Emsal Mahkeme Kararı İstanbul Bölge Adliye Mahkemesi 14. Hukuk Dairesi 2020/76 E. 2020/244 K. 26.02.2020 T.

Görüntülediğiniz mahkeme kararı kesinleşmiş bir karardır.

T.C.
İSTANBUL
BÖLGE ADLİYE MAHKEMESİ
14. HUKUK DAİRESİ
DOSYA NO: 2020/76
KARAR NO: 2020/244
T Ü R K M İ L L E T İ A D I N A
İ S T İ N A F K A R A R I
İNCELENEN KARARIN
MAHKEMESİ: İSTANBUL ANADOLU 12. ASLİYE TİCARET MAHKEMESİ
TARİHİ: 20/11/2019 tarihli ara karar.
NUMARASI: 2019/693 E.
DAVANIN KONUSU: İstirdat (Ticari Satımdan Kaynaklanan)
Taraflar arasında görülen istirdat davası içinde davacı vekili tarafından talep edilen ihtiyati haczin reddine dair ara karara karşı, ihtiyati haciz talep eden davacı vekili tarafından istinaf kanun yoluna başvurulması üzerine dairemize gönderilmiş olan dava dosyası incelendi.
TARAFLARIN İDDİA VE SAVUNMALARININ ÖZETİ İhtiyati haciz talep eden alacaklı vekili talep dilekçesinde özetle; müvekkili banka müşterisi … Ltd. Şti.’ ne çek karnesi verildiğini, şirketin 25.05.2015 keşide tarihli 0060186 nolu 10.000.00 TL’lik çek yaprağını … şirketine tevdi ettiğini, çekin takas sistemi aracılığıyla 25.08.2015 tarihinde ödendiğini, mezkûr çekin takas yolu ile çeki tahsil eden bankanın arşivlerinde saklandığını, bahsi geçen çekin keşide tarihi üzerinde 25.05.2018 şeklinde tahrifat yapıldığını ve çekin davalı şirkete bu suretle ciro edildiğini, davalı şirket tarafından banka ile birlikte diğer borçlular … ve … Bankası A.Ş. aleyhine ilamsız takip başlatıldığını, icra tehdidi altında müvekkili bankaca 03.09.2019 tarihinde 15.114.40 TL ödeme yapıldığını, bu ödemeden sonra müvekkili bankaya 1.315.18 TL iade edildiğini belirterek, 13.799.22 TL’lik alacağın, ödeme tarihi olan 09.09.2019 tarihinden itibaren 3095 sayılı yasanın 2/2 maddesi hükmü gereğince değişen oranlarda işleyecek avans faizi ile birlikte, davalıdan tahsiline ve dava sonuna kadar davacının alacağının temini bakımından ihtiyati haciz kararı verilmesini talep etmiştir.
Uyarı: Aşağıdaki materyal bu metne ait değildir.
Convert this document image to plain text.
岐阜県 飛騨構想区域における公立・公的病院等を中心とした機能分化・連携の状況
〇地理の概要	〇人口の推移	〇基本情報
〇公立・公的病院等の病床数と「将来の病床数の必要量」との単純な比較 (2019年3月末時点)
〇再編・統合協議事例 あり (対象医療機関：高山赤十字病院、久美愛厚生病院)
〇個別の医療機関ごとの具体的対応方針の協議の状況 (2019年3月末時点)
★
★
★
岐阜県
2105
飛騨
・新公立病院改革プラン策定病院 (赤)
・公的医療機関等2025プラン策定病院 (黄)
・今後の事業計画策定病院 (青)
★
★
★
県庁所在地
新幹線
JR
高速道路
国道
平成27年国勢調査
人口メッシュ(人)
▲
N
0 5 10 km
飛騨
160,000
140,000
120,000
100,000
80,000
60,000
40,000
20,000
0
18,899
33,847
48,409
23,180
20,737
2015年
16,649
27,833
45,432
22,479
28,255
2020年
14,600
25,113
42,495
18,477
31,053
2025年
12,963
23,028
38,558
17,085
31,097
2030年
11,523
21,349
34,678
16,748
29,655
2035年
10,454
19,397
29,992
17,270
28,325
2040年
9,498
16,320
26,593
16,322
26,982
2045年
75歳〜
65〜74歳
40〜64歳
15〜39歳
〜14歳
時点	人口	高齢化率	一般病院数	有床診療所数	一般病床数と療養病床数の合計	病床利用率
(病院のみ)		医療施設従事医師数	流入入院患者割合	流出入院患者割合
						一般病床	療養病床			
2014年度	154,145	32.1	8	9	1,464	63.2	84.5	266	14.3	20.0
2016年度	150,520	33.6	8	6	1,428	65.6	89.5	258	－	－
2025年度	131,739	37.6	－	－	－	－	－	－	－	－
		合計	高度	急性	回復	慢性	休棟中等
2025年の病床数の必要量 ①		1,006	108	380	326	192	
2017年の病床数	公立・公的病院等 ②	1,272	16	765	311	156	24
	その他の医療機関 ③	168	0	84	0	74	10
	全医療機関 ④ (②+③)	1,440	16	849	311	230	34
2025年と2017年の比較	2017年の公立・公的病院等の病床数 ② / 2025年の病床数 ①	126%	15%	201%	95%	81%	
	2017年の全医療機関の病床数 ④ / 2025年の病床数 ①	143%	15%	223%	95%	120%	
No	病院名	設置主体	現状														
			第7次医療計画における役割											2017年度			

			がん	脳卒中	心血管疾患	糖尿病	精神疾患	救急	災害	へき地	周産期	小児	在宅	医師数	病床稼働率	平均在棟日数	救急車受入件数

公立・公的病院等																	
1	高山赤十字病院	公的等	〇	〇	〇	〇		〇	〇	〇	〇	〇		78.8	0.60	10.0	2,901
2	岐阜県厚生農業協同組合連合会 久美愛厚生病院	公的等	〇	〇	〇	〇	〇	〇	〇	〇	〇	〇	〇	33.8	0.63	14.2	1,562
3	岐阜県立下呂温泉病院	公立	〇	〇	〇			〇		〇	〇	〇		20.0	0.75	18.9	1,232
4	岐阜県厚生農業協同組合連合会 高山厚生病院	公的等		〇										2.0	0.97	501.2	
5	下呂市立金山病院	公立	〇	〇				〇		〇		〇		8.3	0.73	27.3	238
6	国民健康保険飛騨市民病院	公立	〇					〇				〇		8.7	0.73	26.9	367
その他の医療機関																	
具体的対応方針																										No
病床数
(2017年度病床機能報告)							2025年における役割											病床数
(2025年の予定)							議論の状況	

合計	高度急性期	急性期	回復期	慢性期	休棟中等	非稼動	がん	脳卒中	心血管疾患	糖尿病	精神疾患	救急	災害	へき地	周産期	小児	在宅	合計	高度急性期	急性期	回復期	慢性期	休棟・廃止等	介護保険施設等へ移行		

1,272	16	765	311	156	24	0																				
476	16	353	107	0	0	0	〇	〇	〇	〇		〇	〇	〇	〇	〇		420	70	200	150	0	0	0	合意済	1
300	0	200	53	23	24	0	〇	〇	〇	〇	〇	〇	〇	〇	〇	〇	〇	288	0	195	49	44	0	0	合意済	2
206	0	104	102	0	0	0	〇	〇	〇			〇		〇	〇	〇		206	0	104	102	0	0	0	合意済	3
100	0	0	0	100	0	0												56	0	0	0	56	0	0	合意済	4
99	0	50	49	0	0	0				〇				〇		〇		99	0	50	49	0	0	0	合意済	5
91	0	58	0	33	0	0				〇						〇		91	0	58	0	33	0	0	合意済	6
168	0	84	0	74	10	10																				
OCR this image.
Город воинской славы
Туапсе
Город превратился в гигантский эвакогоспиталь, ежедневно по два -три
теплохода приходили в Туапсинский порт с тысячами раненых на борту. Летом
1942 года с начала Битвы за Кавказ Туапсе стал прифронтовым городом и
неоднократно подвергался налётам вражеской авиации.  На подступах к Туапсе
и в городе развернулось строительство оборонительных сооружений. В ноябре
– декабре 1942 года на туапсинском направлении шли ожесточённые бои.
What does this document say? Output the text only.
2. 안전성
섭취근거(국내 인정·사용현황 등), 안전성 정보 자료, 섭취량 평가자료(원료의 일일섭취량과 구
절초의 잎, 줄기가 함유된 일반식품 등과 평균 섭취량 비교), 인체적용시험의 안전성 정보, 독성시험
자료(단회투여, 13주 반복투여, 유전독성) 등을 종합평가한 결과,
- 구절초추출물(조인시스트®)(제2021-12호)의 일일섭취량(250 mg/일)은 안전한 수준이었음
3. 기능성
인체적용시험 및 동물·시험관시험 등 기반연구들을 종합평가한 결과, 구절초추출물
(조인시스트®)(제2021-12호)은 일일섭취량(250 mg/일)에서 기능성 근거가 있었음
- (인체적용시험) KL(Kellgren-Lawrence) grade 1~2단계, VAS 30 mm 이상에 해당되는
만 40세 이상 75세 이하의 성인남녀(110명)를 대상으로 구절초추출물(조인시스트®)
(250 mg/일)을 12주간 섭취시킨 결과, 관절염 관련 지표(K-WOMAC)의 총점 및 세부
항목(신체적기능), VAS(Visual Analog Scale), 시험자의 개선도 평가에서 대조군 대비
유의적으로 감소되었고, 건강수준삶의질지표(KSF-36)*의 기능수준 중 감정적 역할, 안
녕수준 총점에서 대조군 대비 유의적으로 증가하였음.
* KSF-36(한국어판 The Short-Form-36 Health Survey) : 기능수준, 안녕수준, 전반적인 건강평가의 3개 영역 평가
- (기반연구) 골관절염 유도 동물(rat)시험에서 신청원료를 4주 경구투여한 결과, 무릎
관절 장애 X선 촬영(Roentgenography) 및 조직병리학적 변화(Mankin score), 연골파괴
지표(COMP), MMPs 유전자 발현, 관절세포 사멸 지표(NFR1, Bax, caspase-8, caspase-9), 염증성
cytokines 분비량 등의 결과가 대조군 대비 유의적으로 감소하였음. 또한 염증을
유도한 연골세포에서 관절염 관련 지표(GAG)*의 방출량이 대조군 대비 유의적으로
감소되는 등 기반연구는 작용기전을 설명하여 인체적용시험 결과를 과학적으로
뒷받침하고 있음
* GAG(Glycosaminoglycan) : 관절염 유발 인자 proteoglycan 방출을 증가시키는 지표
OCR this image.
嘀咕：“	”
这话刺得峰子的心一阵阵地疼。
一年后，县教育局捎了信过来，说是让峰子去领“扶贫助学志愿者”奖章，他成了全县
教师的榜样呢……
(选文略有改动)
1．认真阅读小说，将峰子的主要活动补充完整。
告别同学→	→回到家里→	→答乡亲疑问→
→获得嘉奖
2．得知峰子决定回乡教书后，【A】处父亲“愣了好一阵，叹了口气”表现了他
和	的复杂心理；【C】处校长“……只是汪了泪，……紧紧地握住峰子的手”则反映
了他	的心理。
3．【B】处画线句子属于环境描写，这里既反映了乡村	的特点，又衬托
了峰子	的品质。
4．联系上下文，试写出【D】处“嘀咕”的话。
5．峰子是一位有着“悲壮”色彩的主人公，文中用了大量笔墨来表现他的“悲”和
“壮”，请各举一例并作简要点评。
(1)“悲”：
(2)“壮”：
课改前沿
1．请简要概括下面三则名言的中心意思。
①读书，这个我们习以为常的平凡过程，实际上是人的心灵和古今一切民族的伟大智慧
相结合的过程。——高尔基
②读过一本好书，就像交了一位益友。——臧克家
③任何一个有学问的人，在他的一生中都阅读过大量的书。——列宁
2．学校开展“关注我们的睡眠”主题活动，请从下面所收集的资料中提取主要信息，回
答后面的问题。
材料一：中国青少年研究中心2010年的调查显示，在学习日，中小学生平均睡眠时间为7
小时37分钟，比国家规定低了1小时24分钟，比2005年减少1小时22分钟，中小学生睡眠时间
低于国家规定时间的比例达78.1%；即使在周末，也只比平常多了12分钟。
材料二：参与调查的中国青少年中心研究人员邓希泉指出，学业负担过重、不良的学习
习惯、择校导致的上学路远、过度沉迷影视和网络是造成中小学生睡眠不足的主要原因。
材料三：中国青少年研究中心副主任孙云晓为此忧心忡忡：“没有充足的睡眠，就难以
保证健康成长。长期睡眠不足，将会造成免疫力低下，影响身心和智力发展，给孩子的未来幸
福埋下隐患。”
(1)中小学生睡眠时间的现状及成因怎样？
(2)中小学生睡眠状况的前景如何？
Davalı vekili cevap dilekçesinde özetle; borçlulardan …’nün çalıntı çeki bizzat müvekkiline ibraz ederek dolandırıcılık eylemini gerçekleştirmiş olması, borçlulardan … Bankası A.Ş.’nin zamanında kendisine ibraz edilen ve karşılığı ödenen çeke ödendi kaşesi vurmaması ve uhdesinde bulunan çeki çaldırması sebebiyle, davacı Banka ise kendi bankasına ait ödenmiş çekin piyasada dolaşması tehlikesine karşılık hiçbir önlem almaması sebebiyle sorumluluklarına gidildiğini, sözkonusu çekin 10 yıl boyunca davacı banka nezdinde saklanması gerektiğini, dava dışı … Bankası A.Ş.’nin dava konusu çeklerinin çalındığı konusunda uyarıda bulunduğunu buna rağmen davacı bankanın uyarıları dikkate almadığını, İstanbul Anadolu Cumhuriyet Başsavcılığının 2018/152353 Sor. sayılı dosyasının ve İstanbul Anadolu Cumhuriyet Başsavcılığının 2017/190010 Sor. sayılı dosyasının derdest olduğunu belirterek, ihtiyati haciz talebinin reddine karar verilmesini, derdest davanın dava dışı … Bankası A.Ş. ve dava dışı …’ ye ihbar edilmesini, İstanbul Anadolu … İcra Müdürlüğünün … E. sayılı takibi uyarınca müvekkilinin alacağının hukuka uygun bir alacak olmakla, açılan davanın reddine karar verilmesini talep etmiştir.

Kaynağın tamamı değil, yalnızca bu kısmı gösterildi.